On Thu, Apr 15, 2010 at 8:35 AM, Mark Curtis <merkinman hotmail com> wrote:
> "Usability first, EyeCandy later..."
> EXACTLY!! People like myself,Sean Brady, and the countless other people that
> have commented on this whenever this sort of thread pops up in the mailing
> list, feel the way you switch apps now in GNOME shell IS A USABILITY ISSUE,
> that needs to be fixed.  The only mouse driven way to switch currently is
> via the overlay, which arguably is more eye candy than usability.  I've
> pointed out how it's more mouse movement (compared to the 2.X window list)
> and the buttons are smaller (compared to the 2.X window list).
>

I feel I should jump to the buttons being smaller there. Just think
what could be done with those application entries if they had more
space! New Window could be a primary function instead of something
that must be accessed through a context menu (which limits the
feature's user base to about six people). The application title could
be big; there could be an actual textual description of what it is
doing. Just imagine the possibilities!

Meanwhile, that Documents list is enormous. I'm wondering if that list
taking up half the screen actually makes it more useful. Has anyone
tried listing just items from the past two days (taking queues from
Zeitgeist's activity journal) and using, maybe, half the space?

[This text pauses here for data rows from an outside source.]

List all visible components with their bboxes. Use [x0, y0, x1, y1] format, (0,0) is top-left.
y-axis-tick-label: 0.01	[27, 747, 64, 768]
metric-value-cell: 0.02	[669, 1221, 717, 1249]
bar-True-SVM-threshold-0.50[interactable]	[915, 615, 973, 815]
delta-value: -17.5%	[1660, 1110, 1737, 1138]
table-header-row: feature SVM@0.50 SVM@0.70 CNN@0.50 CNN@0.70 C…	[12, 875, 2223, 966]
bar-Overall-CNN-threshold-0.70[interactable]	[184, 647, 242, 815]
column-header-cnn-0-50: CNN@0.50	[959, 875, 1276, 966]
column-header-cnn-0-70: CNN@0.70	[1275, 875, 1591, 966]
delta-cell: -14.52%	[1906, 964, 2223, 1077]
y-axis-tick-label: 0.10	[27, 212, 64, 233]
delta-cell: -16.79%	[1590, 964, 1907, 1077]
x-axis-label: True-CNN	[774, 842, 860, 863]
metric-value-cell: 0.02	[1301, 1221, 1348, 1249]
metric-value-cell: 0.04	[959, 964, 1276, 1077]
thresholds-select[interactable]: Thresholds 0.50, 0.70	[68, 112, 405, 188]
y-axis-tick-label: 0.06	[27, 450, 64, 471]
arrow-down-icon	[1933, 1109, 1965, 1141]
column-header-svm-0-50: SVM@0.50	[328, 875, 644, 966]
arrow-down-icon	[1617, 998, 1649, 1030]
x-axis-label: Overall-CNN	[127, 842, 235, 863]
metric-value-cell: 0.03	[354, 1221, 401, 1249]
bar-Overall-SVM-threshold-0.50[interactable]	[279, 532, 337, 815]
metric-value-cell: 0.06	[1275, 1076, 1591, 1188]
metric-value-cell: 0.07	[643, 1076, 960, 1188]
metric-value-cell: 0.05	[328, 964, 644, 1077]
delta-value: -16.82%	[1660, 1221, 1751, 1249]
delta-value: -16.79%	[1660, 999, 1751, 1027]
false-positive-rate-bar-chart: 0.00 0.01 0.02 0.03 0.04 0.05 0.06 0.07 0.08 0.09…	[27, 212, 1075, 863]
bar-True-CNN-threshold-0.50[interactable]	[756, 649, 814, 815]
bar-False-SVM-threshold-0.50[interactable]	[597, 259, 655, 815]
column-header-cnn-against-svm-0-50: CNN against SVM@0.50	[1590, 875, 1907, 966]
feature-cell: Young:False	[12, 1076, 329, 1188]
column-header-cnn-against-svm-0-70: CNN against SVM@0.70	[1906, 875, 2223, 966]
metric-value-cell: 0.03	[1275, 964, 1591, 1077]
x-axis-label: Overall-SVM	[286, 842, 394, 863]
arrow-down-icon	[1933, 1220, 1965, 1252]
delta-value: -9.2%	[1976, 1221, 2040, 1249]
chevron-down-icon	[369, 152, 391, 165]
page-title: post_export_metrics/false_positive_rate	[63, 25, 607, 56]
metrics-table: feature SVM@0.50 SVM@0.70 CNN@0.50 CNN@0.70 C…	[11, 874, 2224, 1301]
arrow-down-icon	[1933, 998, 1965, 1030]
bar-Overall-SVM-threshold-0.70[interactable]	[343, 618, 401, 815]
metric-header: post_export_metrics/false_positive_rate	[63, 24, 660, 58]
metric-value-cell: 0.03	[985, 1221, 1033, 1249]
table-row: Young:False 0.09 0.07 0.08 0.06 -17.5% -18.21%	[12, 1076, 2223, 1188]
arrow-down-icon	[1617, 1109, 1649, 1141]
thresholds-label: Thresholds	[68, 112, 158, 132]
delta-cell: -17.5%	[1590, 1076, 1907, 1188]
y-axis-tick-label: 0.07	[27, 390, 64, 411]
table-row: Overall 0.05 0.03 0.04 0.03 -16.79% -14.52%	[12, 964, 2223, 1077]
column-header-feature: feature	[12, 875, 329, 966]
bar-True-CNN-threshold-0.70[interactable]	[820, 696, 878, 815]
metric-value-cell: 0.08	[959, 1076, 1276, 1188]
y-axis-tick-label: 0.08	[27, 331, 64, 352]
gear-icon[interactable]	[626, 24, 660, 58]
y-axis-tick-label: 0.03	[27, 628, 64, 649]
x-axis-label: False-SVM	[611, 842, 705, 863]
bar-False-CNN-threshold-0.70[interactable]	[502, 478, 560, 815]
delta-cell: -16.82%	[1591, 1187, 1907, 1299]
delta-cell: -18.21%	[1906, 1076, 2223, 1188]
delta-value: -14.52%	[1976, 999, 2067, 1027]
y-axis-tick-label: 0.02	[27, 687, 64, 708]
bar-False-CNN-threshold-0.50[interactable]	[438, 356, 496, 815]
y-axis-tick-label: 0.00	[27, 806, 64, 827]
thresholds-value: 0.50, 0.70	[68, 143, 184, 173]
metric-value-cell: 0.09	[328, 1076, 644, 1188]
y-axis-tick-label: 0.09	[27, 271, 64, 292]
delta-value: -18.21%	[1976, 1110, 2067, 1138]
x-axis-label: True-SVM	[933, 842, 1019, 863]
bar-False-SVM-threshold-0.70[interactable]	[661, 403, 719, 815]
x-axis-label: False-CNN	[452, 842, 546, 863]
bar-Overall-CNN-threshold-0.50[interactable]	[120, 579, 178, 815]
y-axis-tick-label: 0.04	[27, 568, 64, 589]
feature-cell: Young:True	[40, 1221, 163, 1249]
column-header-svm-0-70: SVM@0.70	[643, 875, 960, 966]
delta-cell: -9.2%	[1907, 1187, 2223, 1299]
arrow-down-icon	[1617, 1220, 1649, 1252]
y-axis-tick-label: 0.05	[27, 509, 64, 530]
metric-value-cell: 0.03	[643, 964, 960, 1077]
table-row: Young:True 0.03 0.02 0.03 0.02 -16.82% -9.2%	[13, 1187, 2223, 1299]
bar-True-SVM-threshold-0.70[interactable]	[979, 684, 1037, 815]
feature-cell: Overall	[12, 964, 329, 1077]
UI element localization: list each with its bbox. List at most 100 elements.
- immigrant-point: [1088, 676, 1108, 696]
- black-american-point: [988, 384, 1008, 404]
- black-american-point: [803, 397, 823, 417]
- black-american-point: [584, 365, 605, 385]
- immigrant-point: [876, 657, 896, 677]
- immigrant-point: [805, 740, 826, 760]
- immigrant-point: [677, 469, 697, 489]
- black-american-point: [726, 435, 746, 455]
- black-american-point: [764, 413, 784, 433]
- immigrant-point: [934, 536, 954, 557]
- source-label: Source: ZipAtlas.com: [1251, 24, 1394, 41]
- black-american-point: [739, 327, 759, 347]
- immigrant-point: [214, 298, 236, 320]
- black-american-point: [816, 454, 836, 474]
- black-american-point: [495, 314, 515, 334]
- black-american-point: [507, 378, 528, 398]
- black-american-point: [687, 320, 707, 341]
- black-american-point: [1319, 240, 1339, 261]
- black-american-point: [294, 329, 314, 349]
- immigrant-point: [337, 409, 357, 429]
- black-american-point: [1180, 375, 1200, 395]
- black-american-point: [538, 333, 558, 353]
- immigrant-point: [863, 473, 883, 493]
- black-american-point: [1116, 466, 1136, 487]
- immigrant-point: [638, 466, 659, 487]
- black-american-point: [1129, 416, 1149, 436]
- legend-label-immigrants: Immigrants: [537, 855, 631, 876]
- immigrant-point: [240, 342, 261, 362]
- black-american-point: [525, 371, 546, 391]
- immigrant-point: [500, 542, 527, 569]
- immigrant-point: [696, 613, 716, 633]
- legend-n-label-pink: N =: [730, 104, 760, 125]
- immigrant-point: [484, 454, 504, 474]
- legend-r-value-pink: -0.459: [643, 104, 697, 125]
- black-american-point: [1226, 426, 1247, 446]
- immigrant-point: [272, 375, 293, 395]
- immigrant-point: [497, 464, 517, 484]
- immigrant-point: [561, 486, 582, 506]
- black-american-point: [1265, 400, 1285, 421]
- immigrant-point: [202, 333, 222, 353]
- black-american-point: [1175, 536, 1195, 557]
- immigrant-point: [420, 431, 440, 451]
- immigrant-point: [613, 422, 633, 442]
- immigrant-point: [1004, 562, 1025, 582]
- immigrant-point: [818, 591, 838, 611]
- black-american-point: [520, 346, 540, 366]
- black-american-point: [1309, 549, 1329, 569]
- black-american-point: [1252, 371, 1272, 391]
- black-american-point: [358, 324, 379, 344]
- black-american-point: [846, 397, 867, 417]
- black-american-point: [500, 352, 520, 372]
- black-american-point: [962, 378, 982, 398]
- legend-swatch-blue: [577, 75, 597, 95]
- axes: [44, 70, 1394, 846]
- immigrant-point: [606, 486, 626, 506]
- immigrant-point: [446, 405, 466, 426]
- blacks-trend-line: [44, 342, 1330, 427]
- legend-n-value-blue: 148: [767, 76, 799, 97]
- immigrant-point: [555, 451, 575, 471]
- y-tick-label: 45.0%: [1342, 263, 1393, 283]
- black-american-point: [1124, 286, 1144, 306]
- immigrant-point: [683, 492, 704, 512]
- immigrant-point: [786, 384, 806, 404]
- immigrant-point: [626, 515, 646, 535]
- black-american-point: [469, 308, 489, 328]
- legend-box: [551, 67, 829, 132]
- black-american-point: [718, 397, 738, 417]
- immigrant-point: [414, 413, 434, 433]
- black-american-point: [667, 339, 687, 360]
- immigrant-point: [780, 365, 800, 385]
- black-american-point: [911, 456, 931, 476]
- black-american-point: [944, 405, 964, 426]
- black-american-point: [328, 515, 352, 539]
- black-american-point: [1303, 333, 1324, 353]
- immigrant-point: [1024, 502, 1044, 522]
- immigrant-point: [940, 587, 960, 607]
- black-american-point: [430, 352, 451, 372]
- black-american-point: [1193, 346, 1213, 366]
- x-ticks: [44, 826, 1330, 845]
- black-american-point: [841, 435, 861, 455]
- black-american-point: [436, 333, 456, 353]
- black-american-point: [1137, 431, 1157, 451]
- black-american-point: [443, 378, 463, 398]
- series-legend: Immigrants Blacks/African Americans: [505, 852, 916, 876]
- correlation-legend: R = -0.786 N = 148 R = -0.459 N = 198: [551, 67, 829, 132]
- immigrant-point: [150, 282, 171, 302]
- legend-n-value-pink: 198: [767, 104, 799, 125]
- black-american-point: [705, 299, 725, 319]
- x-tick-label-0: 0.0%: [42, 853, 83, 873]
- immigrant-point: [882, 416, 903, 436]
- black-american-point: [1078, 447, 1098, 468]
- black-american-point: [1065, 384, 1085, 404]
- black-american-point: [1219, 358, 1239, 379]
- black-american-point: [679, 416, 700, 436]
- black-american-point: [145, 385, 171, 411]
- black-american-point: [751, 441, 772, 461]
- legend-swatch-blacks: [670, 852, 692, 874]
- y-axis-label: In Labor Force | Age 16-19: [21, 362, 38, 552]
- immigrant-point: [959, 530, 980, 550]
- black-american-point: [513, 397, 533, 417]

And on the original topic, here's Apple's Exposé:
http://en.wikipedia.org/wiki/File:Expose_in_spaces.png
Note that the windows are not strictly tiled, but positioned in an
efficient way that moves them as little as possible. There is probably
an idea or two to be gained from there.



> I loved the idea of breadcrumbs, but the GNOME devs would rather just waste the
> space right of the Activities menu to show you the active application and maybe
> some mysterious 'menu' if they ever get around to it.

For the application menu part, is it possible to borrow the
Application Indicator spec? It's used downstream in Ubuntu, and KDE is
pretty cool with it as well.
https://wiki.ubuntu.com/DesktopExperienceTeam/ApplicationIndicators
If the top right is reserved for specific system stuff, those other
buttons should go _somewhere_ and that may be a good opportunity.